Vele decennia en generaties later zet de KNVWS zich nog altijd in voor het populariseren van de weer- en sterrenkunde. Volgens voorzitter Sebastiaan de Vet is het dan ook bijzonder te bedenken hoe ons weer- en sterrenkundig wereldbeeld zich in een ruime eeuw heeft ontwikkeld. “De structuur van de Melkweg kwam in beeld met de opkomst van de radiosterrenkunde, de ruimtevaart bracht met detailrijke beelden de planeten in het zonnestelsel dichterbij dan een telescoop tot dan toe kon, en onderzoekers slaagden erin de eerste afbeelding van een zwart gat te maken. Dichter bij huis monitoren weersatellieten het mondiale weersbeeld en met de meting van specifieke gassen doorgronden we het weer- en klimaatsysteem van de aarde in steeds fijnmaziger detail. Ook de opkomst van de klimaatproblematiek en de gevolgen van klimaatverandering zijn de afgelopen decennia merkbaar én meetbaar geworden, voor zowel de professional als de amateur”.

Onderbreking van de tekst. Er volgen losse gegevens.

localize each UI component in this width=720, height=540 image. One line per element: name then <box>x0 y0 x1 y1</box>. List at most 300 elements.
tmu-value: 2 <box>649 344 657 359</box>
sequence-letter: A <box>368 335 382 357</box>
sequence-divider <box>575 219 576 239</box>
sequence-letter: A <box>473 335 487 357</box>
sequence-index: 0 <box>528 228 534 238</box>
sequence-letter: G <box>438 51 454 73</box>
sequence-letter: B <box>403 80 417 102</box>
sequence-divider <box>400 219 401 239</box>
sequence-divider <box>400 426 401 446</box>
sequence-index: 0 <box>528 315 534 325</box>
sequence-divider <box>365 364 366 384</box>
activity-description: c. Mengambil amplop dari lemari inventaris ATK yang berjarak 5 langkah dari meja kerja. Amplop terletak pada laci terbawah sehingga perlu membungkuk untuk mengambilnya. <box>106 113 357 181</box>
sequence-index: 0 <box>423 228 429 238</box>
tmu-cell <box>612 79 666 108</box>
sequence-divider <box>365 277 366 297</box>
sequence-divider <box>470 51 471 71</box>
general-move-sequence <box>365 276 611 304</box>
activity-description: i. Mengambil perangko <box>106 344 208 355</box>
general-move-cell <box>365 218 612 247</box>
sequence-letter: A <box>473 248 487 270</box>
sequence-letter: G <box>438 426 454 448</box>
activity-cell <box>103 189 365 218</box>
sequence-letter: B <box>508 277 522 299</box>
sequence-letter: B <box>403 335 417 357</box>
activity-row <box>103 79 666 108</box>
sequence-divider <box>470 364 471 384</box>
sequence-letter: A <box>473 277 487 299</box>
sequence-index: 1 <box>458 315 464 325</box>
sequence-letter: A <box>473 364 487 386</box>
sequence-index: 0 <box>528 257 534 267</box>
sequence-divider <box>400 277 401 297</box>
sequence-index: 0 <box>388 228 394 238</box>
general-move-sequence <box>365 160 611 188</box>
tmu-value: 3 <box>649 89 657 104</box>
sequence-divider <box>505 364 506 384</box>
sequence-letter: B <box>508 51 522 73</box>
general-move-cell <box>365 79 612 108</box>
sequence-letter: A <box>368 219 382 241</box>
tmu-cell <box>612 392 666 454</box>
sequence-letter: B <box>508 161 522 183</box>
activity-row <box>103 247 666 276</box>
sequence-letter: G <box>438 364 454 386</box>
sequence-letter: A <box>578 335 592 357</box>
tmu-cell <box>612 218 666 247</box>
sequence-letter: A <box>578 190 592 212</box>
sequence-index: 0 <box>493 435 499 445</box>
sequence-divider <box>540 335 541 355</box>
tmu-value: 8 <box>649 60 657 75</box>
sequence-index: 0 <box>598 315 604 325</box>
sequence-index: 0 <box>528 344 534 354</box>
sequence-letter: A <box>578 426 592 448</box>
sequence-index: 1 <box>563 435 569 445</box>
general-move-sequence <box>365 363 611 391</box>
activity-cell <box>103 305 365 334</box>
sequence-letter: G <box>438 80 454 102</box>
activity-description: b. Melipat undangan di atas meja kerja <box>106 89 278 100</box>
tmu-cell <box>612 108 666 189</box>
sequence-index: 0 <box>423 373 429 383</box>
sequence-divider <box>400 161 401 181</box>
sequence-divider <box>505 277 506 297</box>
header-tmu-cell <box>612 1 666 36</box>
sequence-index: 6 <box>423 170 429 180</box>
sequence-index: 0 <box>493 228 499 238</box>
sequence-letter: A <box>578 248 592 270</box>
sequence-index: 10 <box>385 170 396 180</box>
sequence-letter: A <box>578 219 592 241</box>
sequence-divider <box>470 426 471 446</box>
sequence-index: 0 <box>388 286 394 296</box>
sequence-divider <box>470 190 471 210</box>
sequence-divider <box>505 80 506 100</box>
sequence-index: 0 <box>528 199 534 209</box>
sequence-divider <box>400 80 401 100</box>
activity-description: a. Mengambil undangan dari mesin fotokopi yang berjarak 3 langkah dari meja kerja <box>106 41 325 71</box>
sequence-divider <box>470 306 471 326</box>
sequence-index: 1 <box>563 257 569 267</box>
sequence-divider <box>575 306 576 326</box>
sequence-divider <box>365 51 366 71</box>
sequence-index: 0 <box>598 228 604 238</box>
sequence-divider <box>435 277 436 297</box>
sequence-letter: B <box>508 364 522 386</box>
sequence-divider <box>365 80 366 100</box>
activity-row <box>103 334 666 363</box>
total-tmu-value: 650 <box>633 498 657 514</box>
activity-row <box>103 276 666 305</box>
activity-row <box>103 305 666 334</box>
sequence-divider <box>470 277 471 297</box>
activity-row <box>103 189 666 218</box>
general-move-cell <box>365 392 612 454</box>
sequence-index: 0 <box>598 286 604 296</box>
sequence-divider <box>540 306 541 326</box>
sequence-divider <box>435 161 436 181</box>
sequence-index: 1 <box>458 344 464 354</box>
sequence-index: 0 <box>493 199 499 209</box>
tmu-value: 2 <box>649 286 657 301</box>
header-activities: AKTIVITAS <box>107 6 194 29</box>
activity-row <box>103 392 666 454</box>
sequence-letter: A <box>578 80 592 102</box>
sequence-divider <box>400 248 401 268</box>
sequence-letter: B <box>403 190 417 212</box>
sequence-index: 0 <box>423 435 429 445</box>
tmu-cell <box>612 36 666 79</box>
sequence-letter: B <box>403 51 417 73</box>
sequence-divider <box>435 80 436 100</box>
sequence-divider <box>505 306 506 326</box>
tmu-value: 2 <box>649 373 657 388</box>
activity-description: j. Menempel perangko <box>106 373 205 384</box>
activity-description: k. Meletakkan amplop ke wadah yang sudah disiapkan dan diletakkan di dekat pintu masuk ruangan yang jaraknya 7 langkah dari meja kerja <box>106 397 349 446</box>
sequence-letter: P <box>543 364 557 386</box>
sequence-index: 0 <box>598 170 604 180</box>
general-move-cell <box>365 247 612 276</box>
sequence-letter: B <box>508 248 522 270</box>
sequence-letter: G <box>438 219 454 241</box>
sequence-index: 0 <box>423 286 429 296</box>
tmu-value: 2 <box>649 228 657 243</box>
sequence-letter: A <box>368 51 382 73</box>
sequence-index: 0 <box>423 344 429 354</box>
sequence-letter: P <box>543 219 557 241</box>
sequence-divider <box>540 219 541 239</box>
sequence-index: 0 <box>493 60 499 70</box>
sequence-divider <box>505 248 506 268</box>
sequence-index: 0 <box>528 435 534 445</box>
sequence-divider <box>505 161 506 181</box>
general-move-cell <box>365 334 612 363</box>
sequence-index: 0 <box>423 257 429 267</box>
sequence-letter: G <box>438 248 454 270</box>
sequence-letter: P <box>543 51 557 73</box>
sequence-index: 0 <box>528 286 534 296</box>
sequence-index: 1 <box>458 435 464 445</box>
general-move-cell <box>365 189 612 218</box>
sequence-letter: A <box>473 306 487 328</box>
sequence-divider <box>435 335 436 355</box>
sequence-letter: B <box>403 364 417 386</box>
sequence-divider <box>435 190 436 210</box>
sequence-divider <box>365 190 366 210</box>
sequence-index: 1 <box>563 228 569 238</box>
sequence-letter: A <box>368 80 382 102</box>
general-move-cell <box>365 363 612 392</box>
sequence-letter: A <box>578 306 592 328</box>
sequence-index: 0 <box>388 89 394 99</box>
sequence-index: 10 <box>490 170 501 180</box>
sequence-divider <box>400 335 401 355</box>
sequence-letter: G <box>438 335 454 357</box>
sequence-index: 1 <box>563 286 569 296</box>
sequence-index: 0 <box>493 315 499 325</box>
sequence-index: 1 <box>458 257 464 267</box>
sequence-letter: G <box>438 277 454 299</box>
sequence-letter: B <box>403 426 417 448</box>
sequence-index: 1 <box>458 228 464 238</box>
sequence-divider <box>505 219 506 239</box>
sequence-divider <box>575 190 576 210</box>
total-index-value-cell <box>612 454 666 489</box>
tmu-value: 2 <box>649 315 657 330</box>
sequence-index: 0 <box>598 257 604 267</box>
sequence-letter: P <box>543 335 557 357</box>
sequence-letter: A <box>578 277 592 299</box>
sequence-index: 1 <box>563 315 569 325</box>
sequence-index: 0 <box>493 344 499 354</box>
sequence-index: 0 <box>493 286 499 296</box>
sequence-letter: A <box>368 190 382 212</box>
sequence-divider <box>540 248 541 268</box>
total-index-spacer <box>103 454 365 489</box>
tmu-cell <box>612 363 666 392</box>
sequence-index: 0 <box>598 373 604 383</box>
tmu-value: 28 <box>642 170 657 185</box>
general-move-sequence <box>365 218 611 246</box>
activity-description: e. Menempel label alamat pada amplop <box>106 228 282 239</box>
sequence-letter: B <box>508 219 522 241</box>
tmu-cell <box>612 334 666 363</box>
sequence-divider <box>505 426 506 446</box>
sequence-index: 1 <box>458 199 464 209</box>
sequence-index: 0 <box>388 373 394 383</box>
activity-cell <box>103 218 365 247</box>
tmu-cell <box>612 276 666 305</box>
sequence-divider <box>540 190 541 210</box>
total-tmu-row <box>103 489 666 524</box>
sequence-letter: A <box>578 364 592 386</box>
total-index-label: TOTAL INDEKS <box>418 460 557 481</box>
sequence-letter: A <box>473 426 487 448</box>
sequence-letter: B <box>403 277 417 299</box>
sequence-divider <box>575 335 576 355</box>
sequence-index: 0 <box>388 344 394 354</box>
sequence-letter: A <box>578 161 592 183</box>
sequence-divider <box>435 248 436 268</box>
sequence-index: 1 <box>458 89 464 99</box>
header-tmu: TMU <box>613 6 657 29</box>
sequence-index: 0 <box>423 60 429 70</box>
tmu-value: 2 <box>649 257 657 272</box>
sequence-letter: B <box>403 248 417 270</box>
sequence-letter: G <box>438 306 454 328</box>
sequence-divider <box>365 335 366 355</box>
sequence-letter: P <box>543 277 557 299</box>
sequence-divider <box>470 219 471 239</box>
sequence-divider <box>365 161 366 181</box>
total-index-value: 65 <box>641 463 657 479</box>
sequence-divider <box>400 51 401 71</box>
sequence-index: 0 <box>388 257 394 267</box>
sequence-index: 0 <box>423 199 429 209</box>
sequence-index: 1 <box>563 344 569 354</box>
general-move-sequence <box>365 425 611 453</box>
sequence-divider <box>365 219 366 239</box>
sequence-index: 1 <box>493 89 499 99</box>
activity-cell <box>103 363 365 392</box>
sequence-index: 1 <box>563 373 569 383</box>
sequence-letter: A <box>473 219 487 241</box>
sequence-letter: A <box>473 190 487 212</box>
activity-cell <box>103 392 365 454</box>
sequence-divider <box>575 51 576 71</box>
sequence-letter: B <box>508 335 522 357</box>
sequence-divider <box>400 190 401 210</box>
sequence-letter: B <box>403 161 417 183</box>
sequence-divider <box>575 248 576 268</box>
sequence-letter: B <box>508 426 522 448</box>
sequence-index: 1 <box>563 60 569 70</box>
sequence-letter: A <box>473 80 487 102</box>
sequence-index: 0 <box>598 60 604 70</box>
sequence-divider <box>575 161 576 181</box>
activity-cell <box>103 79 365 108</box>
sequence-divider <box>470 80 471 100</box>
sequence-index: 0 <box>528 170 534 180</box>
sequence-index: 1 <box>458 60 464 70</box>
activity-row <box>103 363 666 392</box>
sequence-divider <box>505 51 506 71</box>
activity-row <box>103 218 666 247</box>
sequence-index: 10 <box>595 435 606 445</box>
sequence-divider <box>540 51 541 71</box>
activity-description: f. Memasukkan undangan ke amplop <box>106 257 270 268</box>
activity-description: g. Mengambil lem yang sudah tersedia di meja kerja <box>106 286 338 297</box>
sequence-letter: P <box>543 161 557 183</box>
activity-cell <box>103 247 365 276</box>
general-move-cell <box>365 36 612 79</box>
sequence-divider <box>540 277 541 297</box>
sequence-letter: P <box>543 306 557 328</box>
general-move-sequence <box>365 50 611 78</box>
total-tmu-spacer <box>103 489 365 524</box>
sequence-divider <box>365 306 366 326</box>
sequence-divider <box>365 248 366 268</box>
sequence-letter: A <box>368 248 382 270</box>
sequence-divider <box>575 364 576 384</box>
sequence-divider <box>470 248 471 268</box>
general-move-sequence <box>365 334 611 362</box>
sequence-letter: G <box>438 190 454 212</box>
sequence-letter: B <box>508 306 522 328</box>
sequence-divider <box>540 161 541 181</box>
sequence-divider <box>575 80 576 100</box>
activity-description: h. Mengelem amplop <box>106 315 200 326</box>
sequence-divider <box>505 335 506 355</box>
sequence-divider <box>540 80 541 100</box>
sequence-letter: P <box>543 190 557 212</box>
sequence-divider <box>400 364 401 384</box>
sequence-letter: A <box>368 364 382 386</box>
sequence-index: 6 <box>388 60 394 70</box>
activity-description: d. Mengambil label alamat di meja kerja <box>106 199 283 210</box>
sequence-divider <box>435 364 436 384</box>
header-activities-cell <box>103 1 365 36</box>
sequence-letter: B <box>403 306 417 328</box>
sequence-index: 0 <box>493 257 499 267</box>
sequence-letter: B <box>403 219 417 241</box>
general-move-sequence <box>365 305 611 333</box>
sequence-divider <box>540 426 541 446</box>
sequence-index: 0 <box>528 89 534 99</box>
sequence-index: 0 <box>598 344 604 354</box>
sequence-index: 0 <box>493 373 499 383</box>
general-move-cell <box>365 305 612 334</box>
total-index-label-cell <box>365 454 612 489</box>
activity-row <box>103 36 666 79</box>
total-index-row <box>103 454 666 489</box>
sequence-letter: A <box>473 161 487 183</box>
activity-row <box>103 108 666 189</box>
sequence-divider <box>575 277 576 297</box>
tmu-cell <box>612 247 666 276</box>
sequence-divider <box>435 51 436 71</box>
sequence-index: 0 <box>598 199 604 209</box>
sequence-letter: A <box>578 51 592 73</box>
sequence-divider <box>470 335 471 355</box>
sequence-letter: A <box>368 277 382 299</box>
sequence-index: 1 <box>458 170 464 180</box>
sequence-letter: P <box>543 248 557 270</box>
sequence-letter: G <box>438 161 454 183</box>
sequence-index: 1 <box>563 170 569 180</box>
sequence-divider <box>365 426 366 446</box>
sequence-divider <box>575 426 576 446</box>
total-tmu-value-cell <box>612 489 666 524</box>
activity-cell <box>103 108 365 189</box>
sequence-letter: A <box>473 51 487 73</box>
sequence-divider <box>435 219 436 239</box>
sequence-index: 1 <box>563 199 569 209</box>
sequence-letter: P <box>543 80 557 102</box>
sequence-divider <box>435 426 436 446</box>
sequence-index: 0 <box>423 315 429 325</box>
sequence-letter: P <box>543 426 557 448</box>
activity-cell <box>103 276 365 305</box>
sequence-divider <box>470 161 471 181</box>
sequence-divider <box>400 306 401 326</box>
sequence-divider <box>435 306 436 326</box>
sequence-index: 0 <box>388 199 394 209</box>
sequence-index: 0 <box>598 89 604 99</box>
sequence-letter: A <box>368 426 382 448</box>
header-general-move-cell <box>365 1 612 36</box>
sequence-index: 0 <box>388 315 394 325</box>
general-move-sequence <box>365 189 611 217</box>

Terugblik op twaalf decennia
De komende twaalf maanden, vanaf 1 september 2021, publiceert Jacob Kuiper elke maand een terugblik op een markant weer- en/of sterrenkundig verschijnsel per decennium uit het bestaan van de KNVWS. Samen zullen de long reads een mooi overzicht vormen van de hoogtepunten onder hemel en dampkring die voorgaande generaties weer- en sterrenkunde amateurs binnen de KNVWS meemaakten. De reeks start met de legendarische inslag in Tunguska.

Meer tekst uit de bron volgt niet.